Another key enzyme, CYP2E1, processes acetaminophen, alcohol, and certain cancer-causing compounds like nitrosamines. The general strategy is the same in each case: the smooth ER chemically modifies a molecule that would otherwise linger in fatty tissues, tagging it so the kidneys or bile system can flush it out. When you drink alcohol or take medication, the smooth ER in your liver cells is doing most of the heavy lifting to clear those substances from your bloodstream. Chronic exposure to drugs or alcohol can actually cause liver cells to expand their smooth ER, increasing detoxification capacity over time.
Calcium Storage and Muscle Contraction
The interior of the smooth ER serves as a reservoir for calcium ions, which cells use as a signal for dozens of processes. This role is most dramatic in muscle cells, where the smooth ER goes by a special name: the sarcoplasmic reticulum. In skeletal muscle, this structure forms an intricate, highly organized network of tubules and enlarged sacs (terminal cisternae) wrapped around each bundle of contractile fibers.
When a nerve signal reaches a muscle cell, the electrical impulse travels along the cell surface and dips into the interior through small membrane tunnels. Where these tunnels meet a pair of terminal cisternae, a structure called a “triad” forms. Specialized calcium release channels on the sarcoplasmic reticulum open in response to the electrical signal, flooding the surrounding area with calcium. That calcium rush triggers the muscle fiber to contract. The moment the signal stops, pump proteins on the smooth ER membrane actively pull calcium back inside, allowing the muscle to relax. Dedicated calcium-binding proteins inside the sarcoplasmic reticulum can hold large quantities of calcium at the ready, ensuring each contraction gets a fast, concentrated burst.

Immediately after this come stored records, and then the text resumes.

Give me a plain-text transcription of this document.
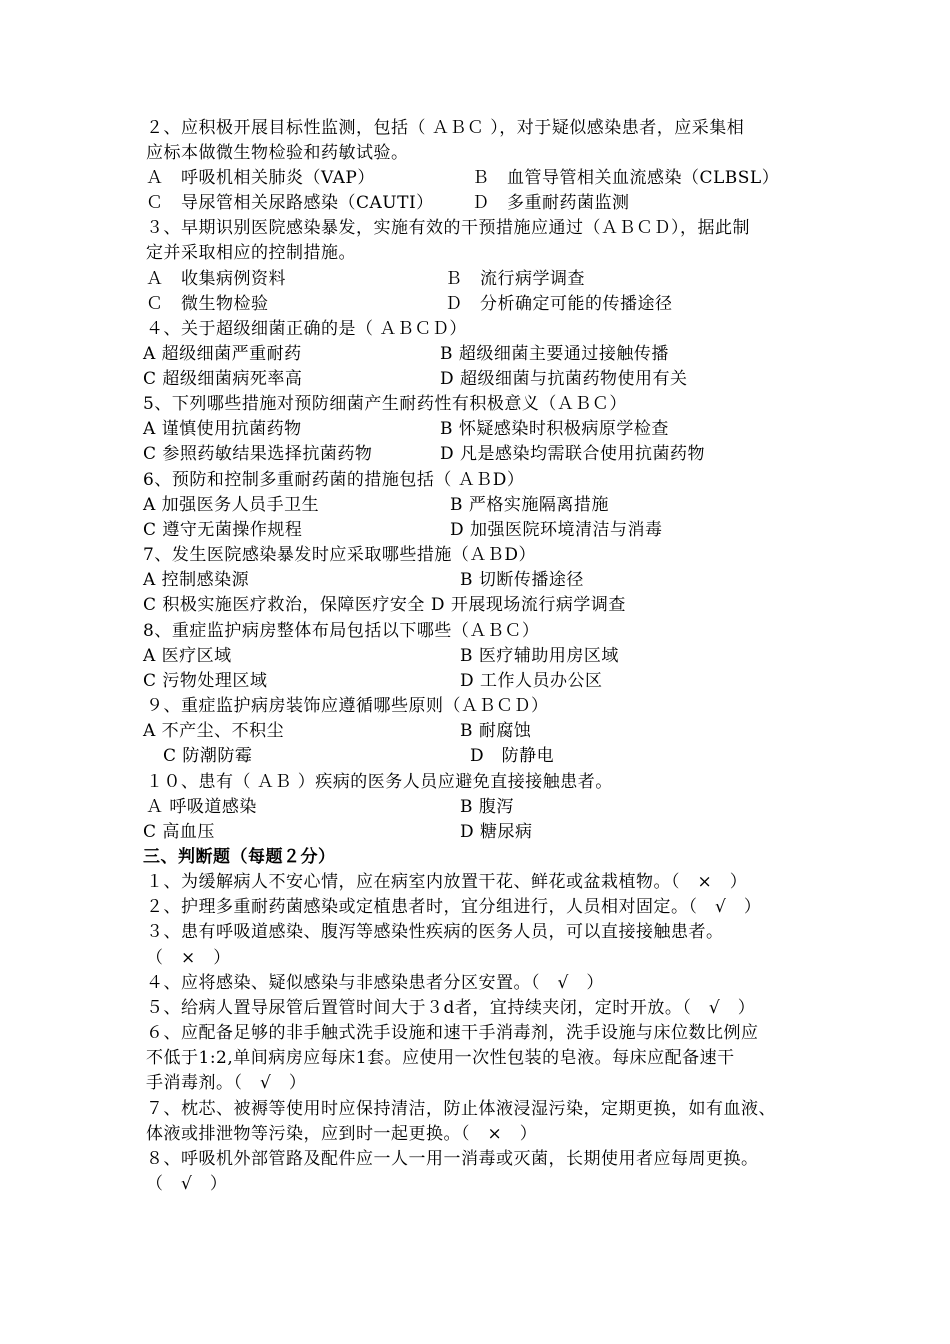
２、应积极开展目标性监测，包括（ ＡＢＣ ），对于疑似感染患者，应采集相
应标本做微生物检验和药敏试验。
Ａ　呼吸机相关肺炎（VAP）	Ｂ　血管导管相关血流感染（CLBSL）
Ｃ　导尿管相关尿路感染（CAUTI） Ｄ　多重耐药菌监测
３、早期识别医院感染暴发，实施有效的干预措施应通过（ＡＢＣＤ），据此制
定并采取相应的控制措施。
Ａ　收集病例资料	Ｂ　流行病学调查
Ｃ　微生物检验	Ｄ　分析确定可能的传播途径
４、关于超级细菌正确的是（ ＡＢＣＤ）
A 超级细菌严重耐药	B 超级细菌主要通过接触传播
C 超级细菌病死率高	D 超级细菌与抗菌药物使用有关
5、下列哪些措施对预防细菌产生耐药性有积极意义（ＡＢＣ）
A 谨慎使用抗菌药物	B 怀疑感染时积极病原学检查
C 参照药敏结果选择抗菌药物	D 凡是感染均需联合使用抗菌药物
6、预防和控制多重耐药菌的措施包括（ ＡＢD）
A 加强医务人员手卫生	B 严格实施隔离措施
C 遵守无菌操作规程	D 加强医院环境清洁与消毒
7、发生医院感染暴发时应采取哪些措施（ＡＢD）
A 控制感染源	B 切断传播途径
C 积极实施医疗救治，保障医疗安全 D 开展现场流行病学调查
8、重症监护病房整体布局包括以下哪些（ＡＢＣ）
A 医疗区域	B 医疗辅助用房区域
C 污物处理区域	D 工作人员办公区
９、重症监护病房装饰应遵循哪些原则（ＡＢＣＤ）
A 不产尘、不积尘	B 耐腐蚀
C 防潮防霉	D　防静电
１０、患有（ ＡＢ ）疾病的医务人员应避免直接接触患者。
Ａ 呼吸道感染	B 腹泻
C 高血压	D 糖尿病
三、判断题（每题２分）
１、为缓解病人不安心情，应在病室内放置干花、鲜花或盆栽植物。（　×　）
２、护理多重耐药菌感染或定植患者时，宜分组进行，人员相对固定。（　√　）
３、患有呼吸道感染、腹泻等感染性疾病的医务人员，可以直接接触患者。
（　×　）
４、应将感染、疑似感染与非感染患者分区安置。（　√　）
５、给病人置导尿管后置管时间大于３d者，宜持续夹闭，定时开放。（　√　）
６、应配备足够的非手触式洗手设施和速干手消毒剂，洗手设施与床位数比例应
不低于1:2,单间病房应每床1套。应使用一次性包装的皂液。每床应配备速干
手消毒剂。（　√　）
７、枕芯、被褥等使用时应保持清洁，防止体液浸湿污染，定期更换，如有血液、
体液或排泄物等污染，应到时一起更换。（　×　）
８、呼吸机外部管路及配件应一人一用一消毒或灭菌，长期使用者应每周更换。
（　√　）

Carbohydrate Metabolism and Blood Sugar
In the liver, the smooth ER plays a direct role in maintaining blood sugar levels. An enzyme embedded in the ER membrane converts glucose-6-phosphate, the form of sugar produced when the liver breaks down its stored glycogen, into free glucose that can be released into the bloodstream. The enzyme’s active site faces the inside of the ER, so dedicated transport proteins shuttle glucose-6-phosphate inward and shuttle the resulting free glucose back out. This system is essential during fasting or between meals, when the liver is the main organ keeping blood sugar from dropping too low.
What Happens When the Smooth ER Is Stressed
When cells are overwhelmed by excess fat, sugar, or toxic exposure, the smooth ER can become stressed and trigger alarm signals. This ER stress response is increasingly linked to several major diseases. In obesity, elevated levels of saturated fatty acids like palmitate stress the ER in liver and fat tissue cells. Markers of this stress are measurably elevated in the liver and fat tissues of obese, insulin-resistant people, and they drop significantly after weight loss from procedures like gastric bypass surgery.
In the progression toward type 2 diabetes, the pancreatic cells that produce insulin face a double burden: rising demand for insulin production combined with ER stress from high circulating fats and blood sugar. Over time, this stress can kill beta cells, reducing the body’s ability to make insulin at all. In the liver, ER stress activates a pathway that ramps up new fat production, contributing to the fat buildup seen in nonalcoholic fatty liver disease. And in blood vessels, cholesterol loading and other chemical stressors trigger ER stress in the smooth muscle cells of artery walls, potentially promoting the cell death that drives atherosclerosis. These connections make smooth ER function relevant far beyond cell biology, linking it to some of the most common chronic diseases.